Affected trusts are understood to include Barking, Havering and Redbridge University Hospitals Trust, Calderdale and Huddersfield Foundation Trust, Northern Lincolnshire and Goole FT, Leeds Teaching Hospitals Trust, and East and North Hertfordshire Trust. In the last year, the Environment Agency has served 13 warning notices and two “compliance notices” on HES for not disposing of waste within regulatory time frames.

It collects around 584 tonnes of “incineration-only” waste and 1972 tonnes of non-hazardous waste per month from trusts.

In a statement, a spokesman for the company said: “Healthcare Environmental has highlighted the reduction in the UK’s high-temperature incineration capacity for the last few years. This is down to the ageing infrastructure, prolonged breakdowns and the reliance on zero waste to landfill policies, taking up the limited high-temperature incineration capacity in the market.

"Over the last year, this reduced incineration capacity has been evident across all of the industry and has affected all companies.
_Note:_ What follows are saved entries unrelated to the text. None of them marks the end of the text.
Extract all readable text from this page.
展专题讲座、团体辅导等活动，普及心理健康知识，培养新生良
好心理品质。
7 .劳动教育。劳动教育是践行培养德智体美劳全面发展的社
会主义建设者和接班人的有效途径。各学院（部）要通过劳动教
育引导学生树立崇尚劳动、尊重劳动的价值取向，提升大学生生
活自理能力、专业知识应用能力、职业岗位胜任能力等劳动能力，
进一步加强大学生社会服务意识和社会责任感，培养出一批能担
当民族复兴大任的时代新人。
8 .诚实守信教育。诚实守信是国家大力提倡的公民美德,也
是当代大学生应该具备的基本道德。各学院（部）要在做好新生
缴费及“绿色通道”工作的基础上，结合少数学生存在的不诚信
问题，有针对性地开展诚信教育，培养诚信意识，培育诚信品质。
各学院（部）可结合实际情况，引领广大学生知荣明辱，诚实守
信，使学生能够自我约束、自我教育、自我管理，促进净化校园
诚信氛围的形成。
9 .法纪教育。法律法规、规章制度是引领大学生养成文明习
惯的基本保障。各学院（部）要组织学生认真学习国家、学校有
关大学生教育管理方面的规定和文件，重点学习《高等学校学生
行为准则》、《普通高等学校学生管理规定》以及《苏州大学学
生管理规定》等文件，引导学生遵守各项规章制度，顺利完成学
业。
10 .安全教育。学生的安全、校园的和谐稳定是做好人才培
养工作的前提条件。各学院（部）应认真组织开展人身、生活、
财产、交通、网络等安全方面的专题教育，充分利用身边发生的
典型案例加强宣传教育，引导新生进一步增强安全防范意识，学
“We are working closely with our various disposal sites, including utilising our own £13m new waste to energy facility to reduce the volume on site whilst maintaining services.”

An Environment Agency spokeswoman said: “The Environment Agency has found Health Environmental Services to be in breach of its environmental permits at five sites which deal with clinical waste.

“We are taking enforcement action against the operator, which includes clearance of the excess waste, and have launched a criminal investigation.

“We are supporting the Government and the NHS to ensure there is no disruption to public services and for alternative plans to be put in place for hospitals affected to dispose of their waste safely.”